Such consolidation helped make the Punjab landscape more legible to the rulers. It was far easier to map, tax and control one large village than many smaller hamlets. Bhattacharya describes how through the actions of colonial surveyors who ‘bounded and demarcated’ them, ‘villages became cartographic truths, each with a name and defined territory’. Meanwhile, when it came to relations between individuals and families within the village, the flexibility of custom was rejected in favour of the fixity of code. Thus, ‘the ambiguities associated with past rights were to be replaced with publicly codified, universally known, and categorically stated rights’.
Tenurial rights
Bhattacharya minutely dissects the complex history of tenurial rights in the Punjab. The rulers sought to define these rights by male-headed households in a village. They prescribed modes of succession and inheritance which ‘consolidated a male brotherhood and patriarchy, marginalizing the rights of women and of those who did not belong to brotherhoods that were defined by blood and lineage’. However, these changes did not go uncontested. A chapter in the book analyses a series of court cases where widows, daughters and sons-in-laws sought to challenge the absolute right of male patriarchs to landed property. Another chapter examines a long narrative poem by a peasant, Lalu of Dabwali Dhab, an elegy for a lost world of co-operation and communal solidarity replaced under the Raj by division and discord.

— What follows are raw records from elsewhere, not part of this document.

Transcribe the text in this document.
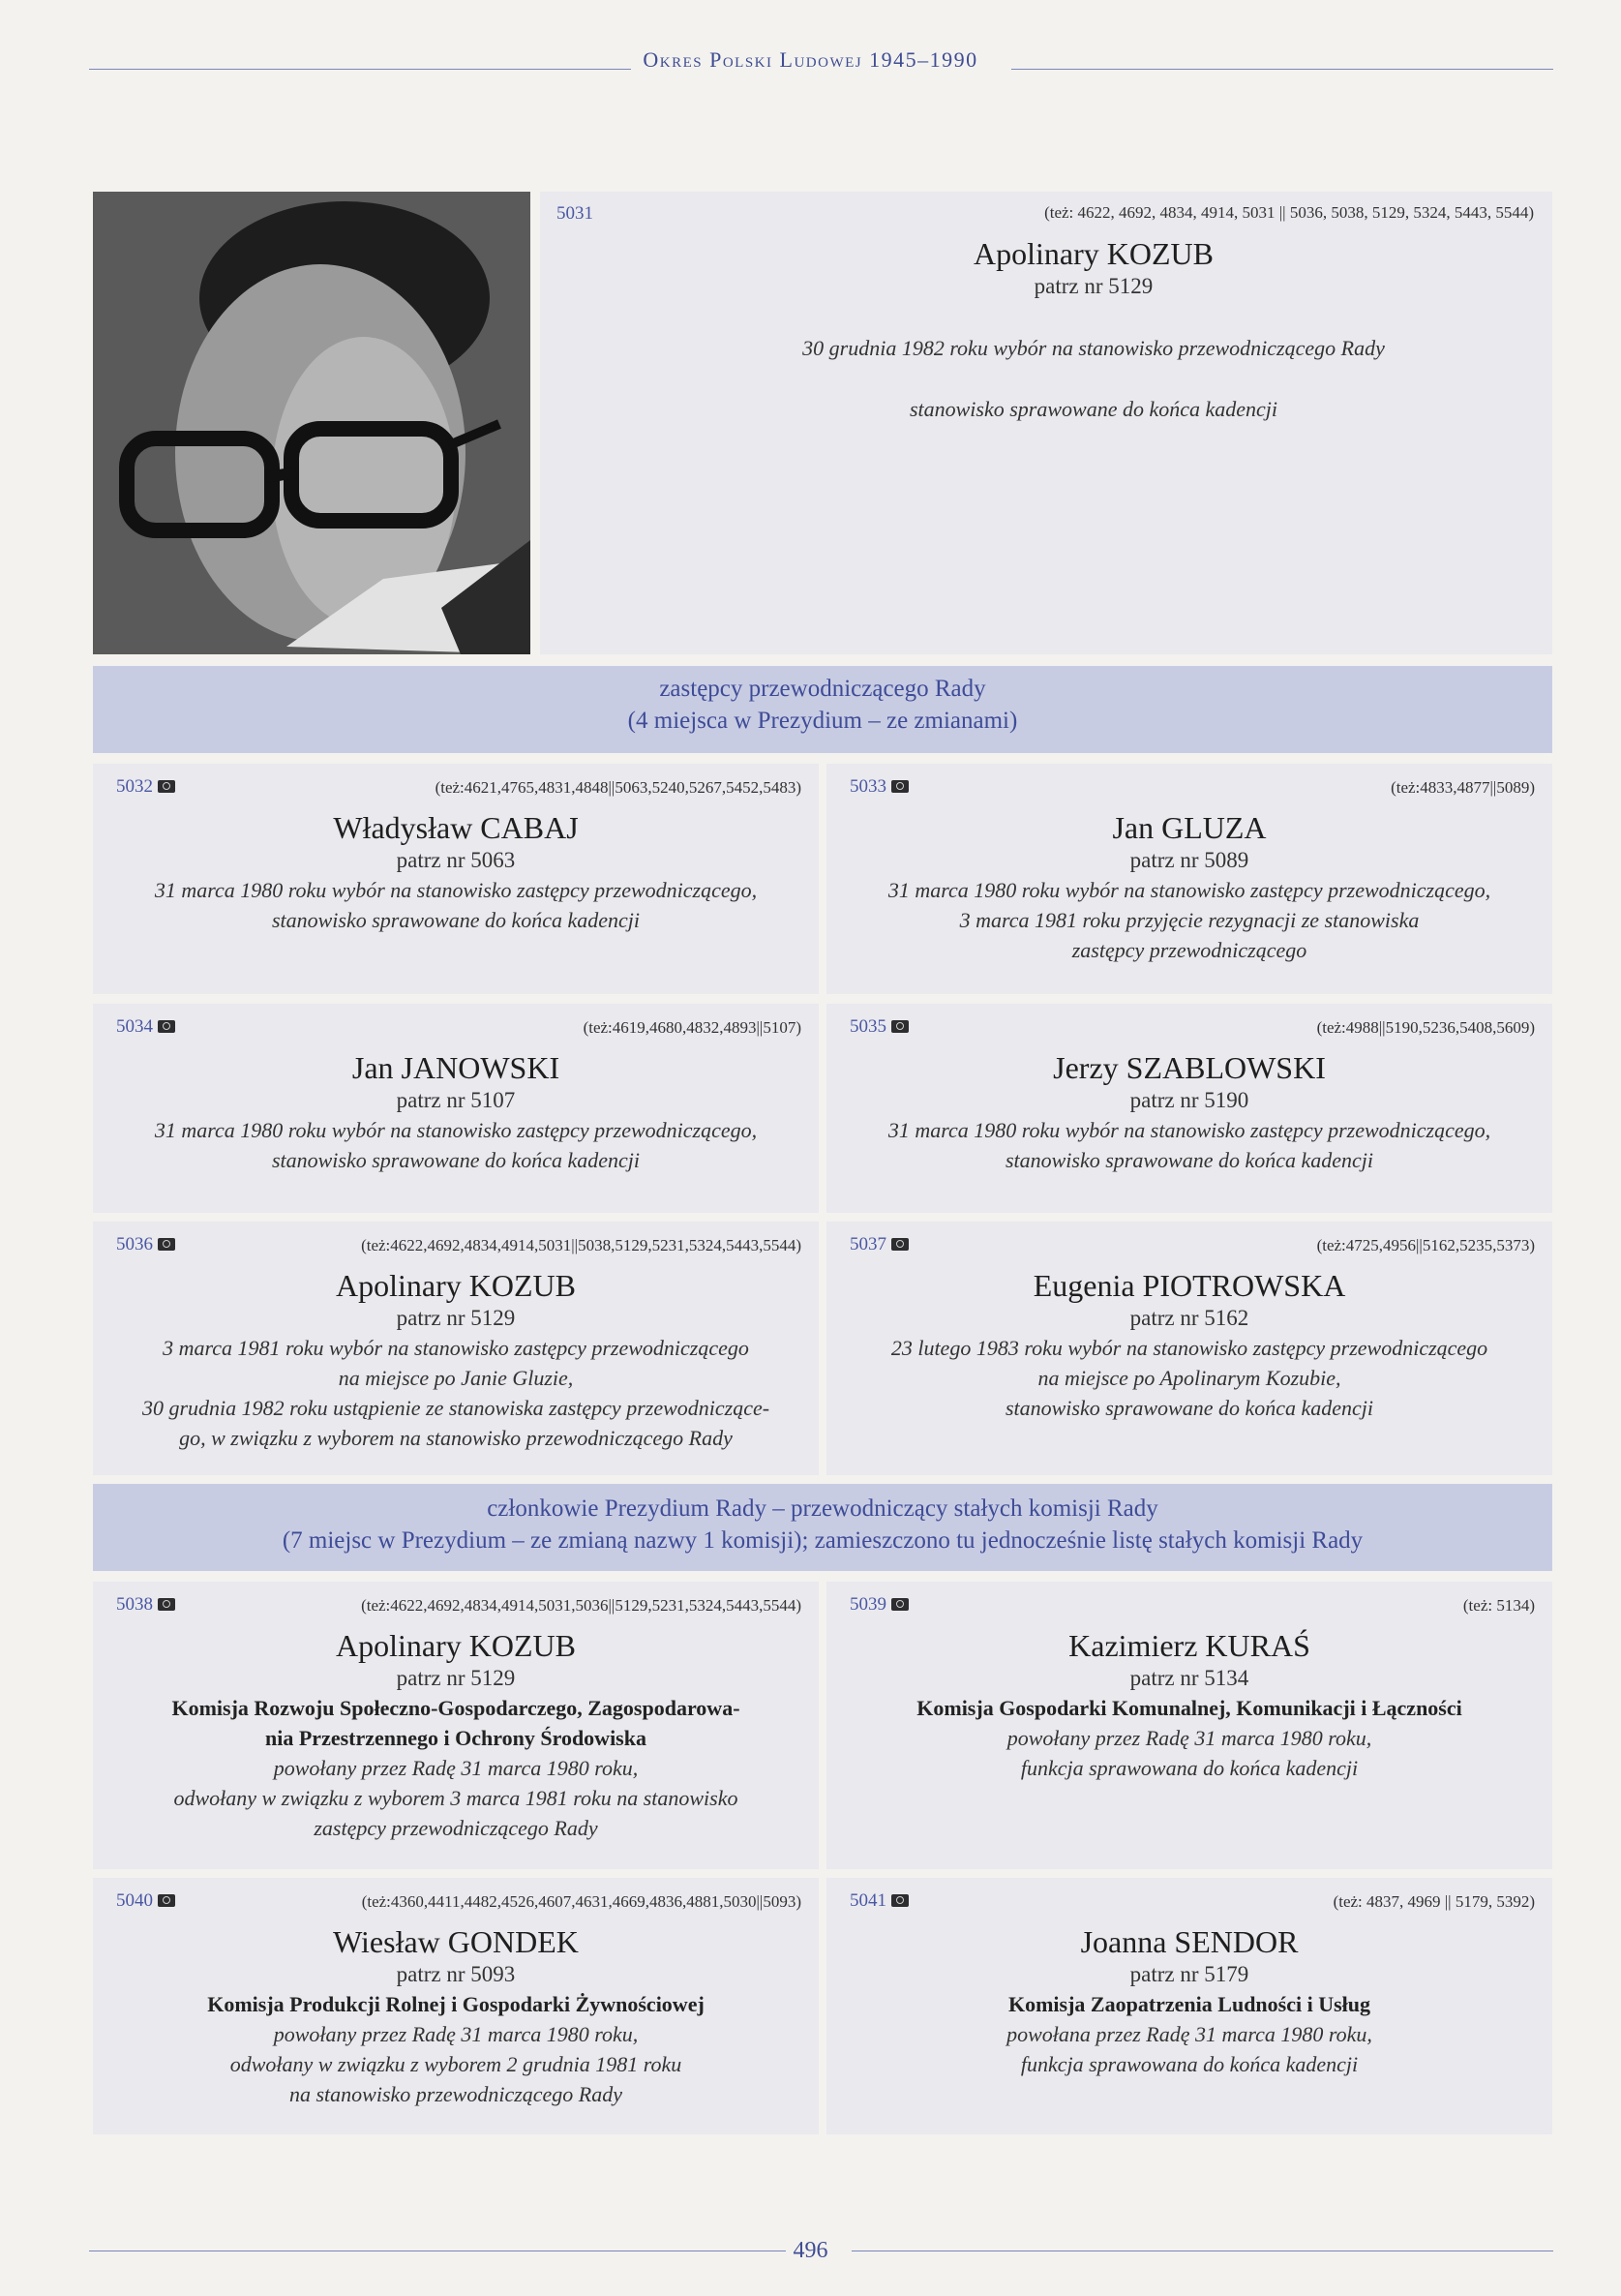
Okres Polski Ludowej 1945–1990
5031	(też: 4622, 4692, 4834, 4914, 5031 || 5036, 5038, 5129, 5324, 5443, 5544)
Apolinary KOZUB
patrz nr 5129
30 grudnia 1982 roku wybór na stanowisko przewodniczącego Rady
stanowisko sprawowane do końca kadencji
zastępcy przewodniczącego Rady
(4 miejsca w Prezydium – ze zmianami)
członkowie Prezydium Rady – przewodniczący stałych komisji Rady
(7 miejsc w Prezydium – ze zmianą nazwy 1 komisji); zamieszczono tu jednocześnie listę stałych komisji Rady
5032	(też:4621,4765,4831,4848||5063,5240,5267,5452,5483)
Władysław CABAJ
patrz nr 5063
31 marca 1980 roku wybór na stanowisko zastępcy przewodniczącego,
stanowisko sprawowane do końca kadencji
5033	(też:4833,4877||5089)
Jan GLUZA
patrz nr 5089
31 marca 1980 roku wybór na stanowisko zastępcy przewodniczącego,
3 marca 1981 roku przyjęcie rezygnacji ze stanowiska
zastępcy przewodniczącego
5034	(też:4619,4680,4832,4893||5107)
Jan JANOWSKI
patrz nr 5107
31 marca 1980 roku wybór na stanowisko zastępcy przewodniczącego,
stanowisko sprawowane do końca kadencji
5035	(też:4988||5190,5236,5408,5609)
Jerzy SZABLOWSKI
patrz nr 5190
31 marca 1980 roku wybór na stanowisko zastępcy przewodniczącego,
stanowisko sprawowane do końca kadencji
5036	(też:4622,4692,4834,4914,5031||5038,5129,5231,5324,5443,5544)
Apolinary KOZUB
patrz nr 5129
3 marca 1981 roku wybór na stanowisko zastępcy przewodniczącego
na miejsce po Janie Gluzie,
30 grudnia 1982 roku ustąpienie ze stanowiska zastępcy przewodniczące-
go, w związku z wyborem na stanowisko przewodniczącego Rady
5037	(też:4725,4956||5162,5235,5373)
Eugenia PIOTROWSKA
patrz nr 5162
23 lutego 1983 roku wybór na stanowisko zastępcy przewodniczącego
na miejsce po Apolinarym Kozubie,
stanowisko sprawowane do końca kadencji
5038	(też:4622,4692,4834,4914,5031,5036||5129,5231,5324,5443,5544)
Apolinary KOZUB
patrz nr 5129
Komisja Rozwoju Społeczno-Gospodarczego, Zagospodarowa-
nia Przestrzennego i Ochrony Środowiska
powołany przez Radę 31 marca 1980 roku,
odwołany w związku z wyborem 3 marca 1981 roku na stanowisko
zastępcy przewodniczącego Rady
5039	(też: 5134)
Kazimierz KURAŚ
patrz nr 5134
Komisja Gospodarki Komunalnej, Komunikacji i Łączności
powołany przez Radę 31 marca 1980 roku,
funkcja sprawowana do końca kadencji
5040	(też:4360,4411,4482,4526,4607,4631,4669,4836,4881,5030||5093)
Wiesław GONDEK
patrz nr 5093
Komisja Produkcji Rolnej i Gospodarki Żywnościowej
powołany przez Radę 31 marca 1980 roku,
odwołany w związku z wyborem 2 grudnia 1981 roku
na stanowisko przewodniczącego Rady
5041	(też: 4837, 4969 || 5179, 5392)
Joanna SENDOR
patrz nr 5179
Komisja Zaopatrzenia Ludności i Usług
powołana przez Radę 31 marca 1980 roku,
funkcja sprawowana do końca kadencji
496
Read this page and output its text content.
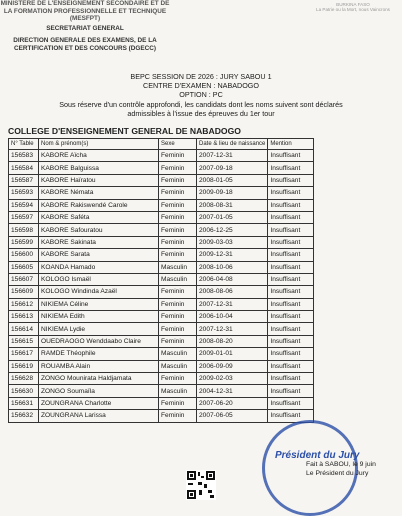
MINISTERE DE L'ENSEIGNEMENT SECONDAIRE ET DE LA FORMATION PROFESSIONNELLE ET TECHNIQUE (MESFPT)
SECRETARIAT GENERAL
DIRECTION GENERALE DES EXAMENS, DE LA CERTIFICATION ET DES CONCOURS (DGECC)
BURKINA FASO
La Patrie ou la Mort, nous Vaincrons
BEPC SESSION DE 2026 : JURY SABOU 1
CENTRE D'EXAMEN : NABADOGO
OPTION : PC
Sous réserve d'un contrôle approfondi, les candidats dont les noms suivent sont déclarés
admissibles à l'issue des épreuves du 1er tour
COLLEGE D'ENSEIGNEMENT GENERAL DE NABADOGO
N° Table	Nom & prénom(s)	Sexe	Date & lieu de naissance	Mention
156583	KABORE Aïcha	Feminin	2007-12-31	Insuffisant
156584	KABORE Balguissa	Feminin	2007-09-18	Insuffisant
156587	KABORE Haïratou	Feminin	2008-01-05	Insuffisant
156593	KABORE Némata	Feminin	2009-09-18	Insuffisant
156594	KABORE Rakiswendé Carole	Feminin	2008-08-31	Insuffisant
156597	KABORE Saféta	Feminin	2007-01-05	Insuffisant
156598	KABORE Safouratou	Feminin	2006-12-25	Insuffisant
156599	KABORE Sakinata	Feminin	2009-03-03	Insuffisant
156600	KABORE Sarata	Feminin	2009-12-31	Insuffisant
156605	KOANDA Hamado	Masculin	2008-10-06	Insuffisant
156607	KOLOGO Ismaël	Masculin	2006-04-08	Insuffisant
156609	KOLOGO Windinda Azaël	Feminin	2008-08-06	Insuffisant
156612	NIKIEMA Céline	Feminin	2007-12-31	Insuffisant
156613	NIKIEMA Edith	Feminin	2006-10-04	Insuffisant
156614	NIKIEMA Lydie	Feminin	2007-12-31	Insuffisant
156615	OUEDRAOGO Wenddaabo Claire	Feminin	2008-08-20	Insuffisant
156617	RAMDE Théophile	Masculin	2009-01-01	Insuffisant
156619	ROUAMBA Alain	Masculin	2006-09-09	Insuffisant
156628	ZONGO Mounirata Haldjamata	Feminin	2009-02-03	Insuffisant
156630	ZONGO Soumaïla	Masculin	2004-12-31	Insuffisant
156631	ZOUNGRANA Charlotte	Feminin	2007-06-20	Insuffisant
156632	ZOUNGRANA Larissa	Feminin	2007-06-05	Insuffisant
Président du Jury
Fait à SABOU, le 9 juin
Le Président du Jury
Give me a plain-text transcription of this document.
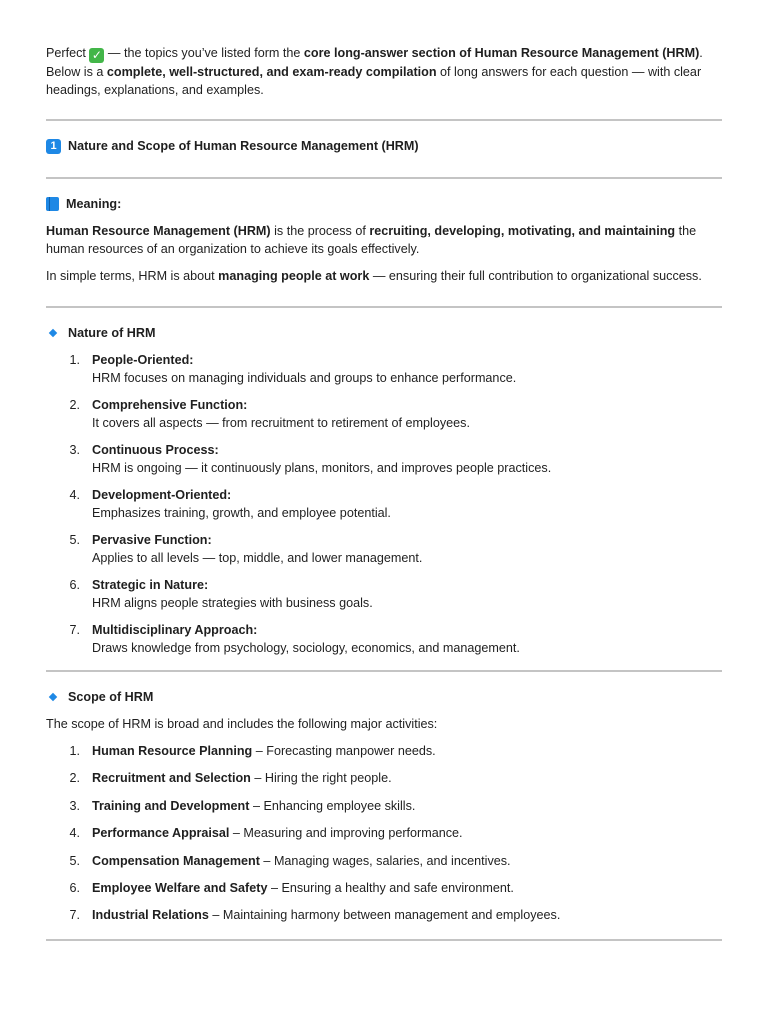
Perfect ✓ — the topics you’ve listed form the core long-answer section of Human Resource Management (HRM). Below is a complete, well-structured, and exam-ready compilation of long answers for each question — with clear headings, explanations, and examples.

1 Nature and Scope of Human Resource Management (HRM)
Meaning:

Human Resource Management (HRM) is the process of recruiting, developing, motivating, and maintaining the human resources of an organization to achieve its goals effectively.

In simple terms, HRM is about managing people at work — ensuring their full contribution to organizational success.

Nature of HRM
1. People-Oriented:
HRM focuses on managing individuals and groups to enhance performance.
2. Comprehensive Function:
It covers all aspects — from recruitment to retirement of employees.
3. Continuous Process:
HRM is ongoing — it continuously plans, monitors, and improves people practices.
4. Development-Oriented:
Emphasizes training, growth, and employee potential.
5. Pervasive Function:
Applies to all levels — top, middle, and lower management.
6. Strategic in Nature:
HRM aligns people strategies with business goals.
7. Multidisciplinary Approach:
Draws knowledge from psychology, sociology, economics, and management.
Scope of HRM

The scope of HRM is broad and includes the following major activities:

1. Human Resource Planning – Forecasting manpower needs.
2. Recruitment and Selection – Hiring the right people.
3. Training and Development – Enhancing employee skills.
4. Performance Appraisal – Measuring and improving performance.
5. Compensation Management – Managing wages, salaries, and incentives.
6. Employee Welfare and Safety – Ensuring a healthy and safe environment.
7. Industrial Relations – Maintaining harmony between management and employees.
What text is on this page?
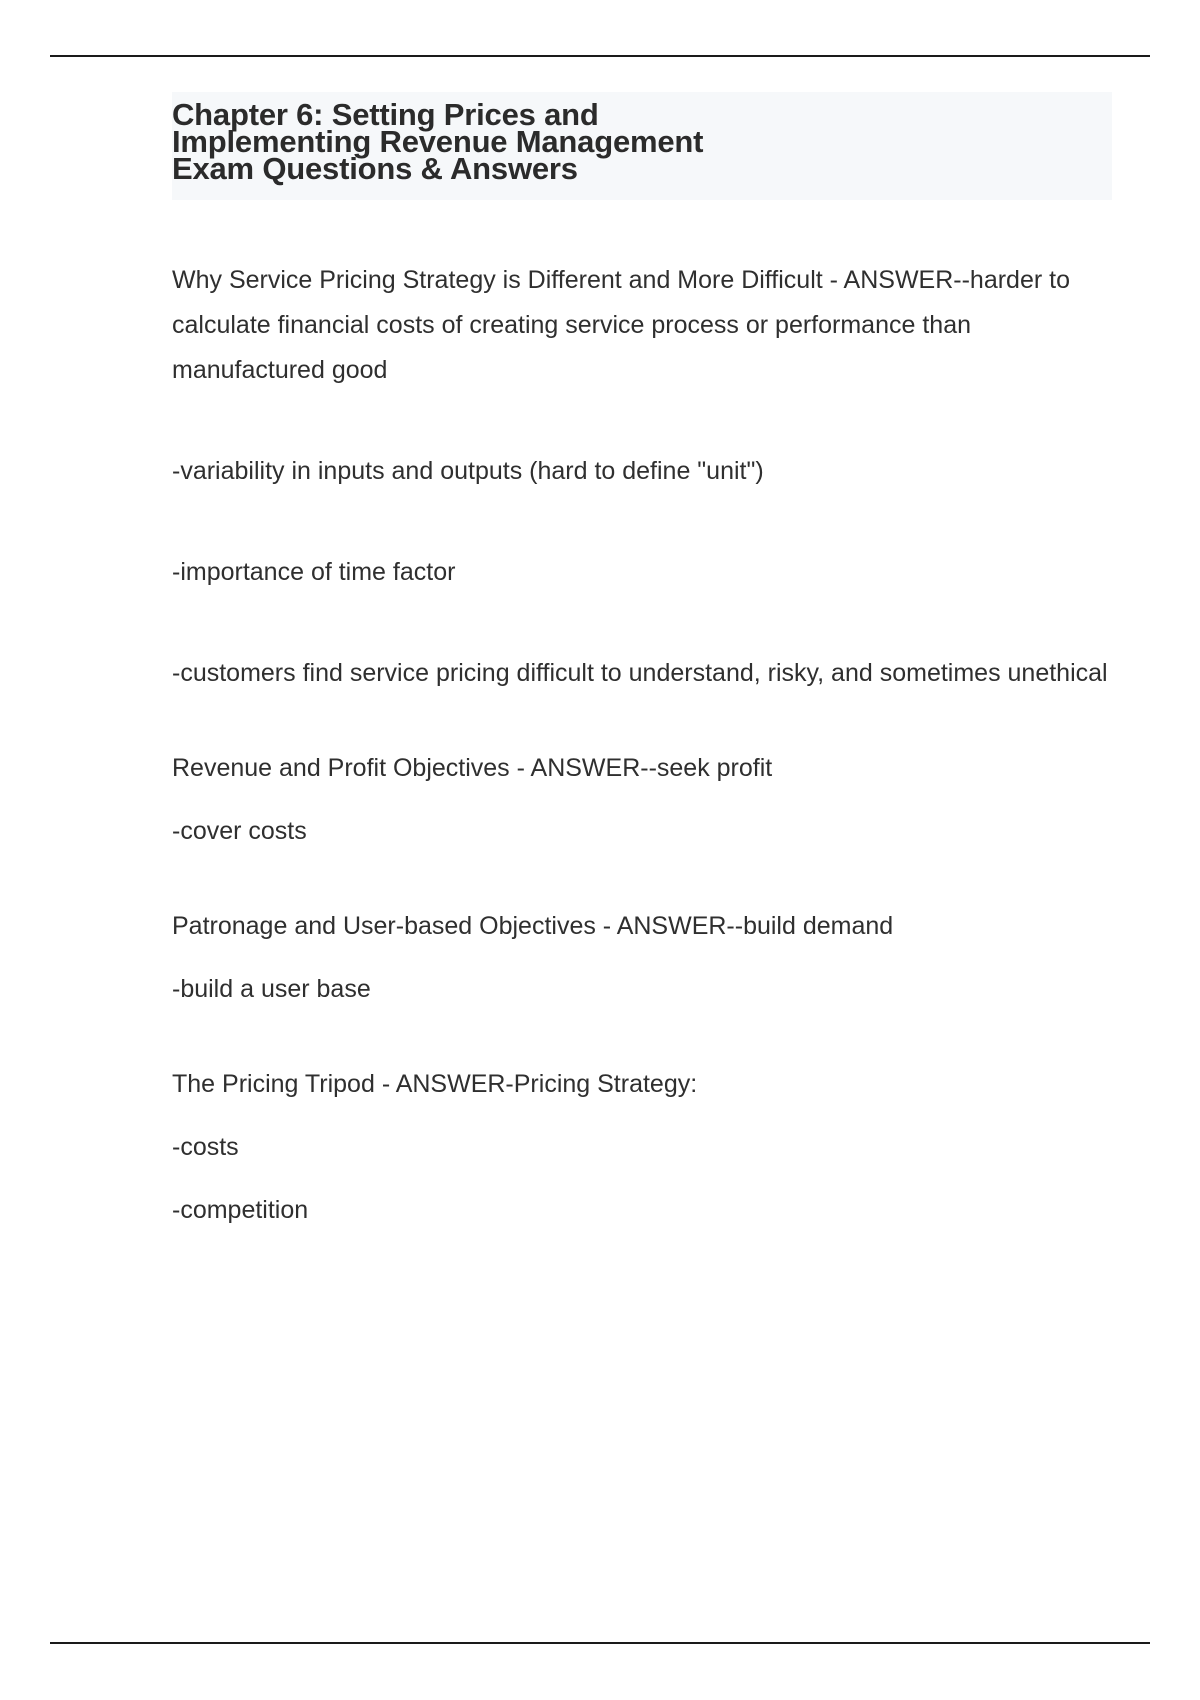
Chapter 6: Setting Prices and
Implementing Revenue Management
Exam Questions & Answers

Why Service Pricing Strategy is Different and More Difficult - ANSWER--harder to calculate financial costs of creating service process or performance than manufactured good

-variability in inputs and outputs (hard to define "unit")

-importance of time factor

-customers find service pricing difficult to understand, risky, and sometimes unethical

Revenue and Profit Objectives - ANSWER--seek profit

-cover costs

Patronage and User-based Objectives - ANSWER--build demand

-build a user base

The Pricing Tripod - ANSWER-Pricing Strategy:

-costs

-competition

Like modernists everywhere, the British in India preferred the large to the small, the whole to the fragment. That an individual peasant or family owned several plots scattered in different parts of the village dismayed them. So they pressed for consolidation within an existing settlement; and when that failed, created new settlements altogether. The last substantive chapter of this book deals with the Canal Colonies in eastern Punjab, where the British had dug a series of irrigation channels to promote intensive agriculture. A staggering four million acres previously under the control of pastoralists were carved up for agrarian settlement. These areas were demarcated into individual villages built on a standard grid; each with fields likewise drawn and bounded by straight lines. Muslim and Sikh peasants from the west of the province were then brought in to populate these new villages and to work these new fields for profit.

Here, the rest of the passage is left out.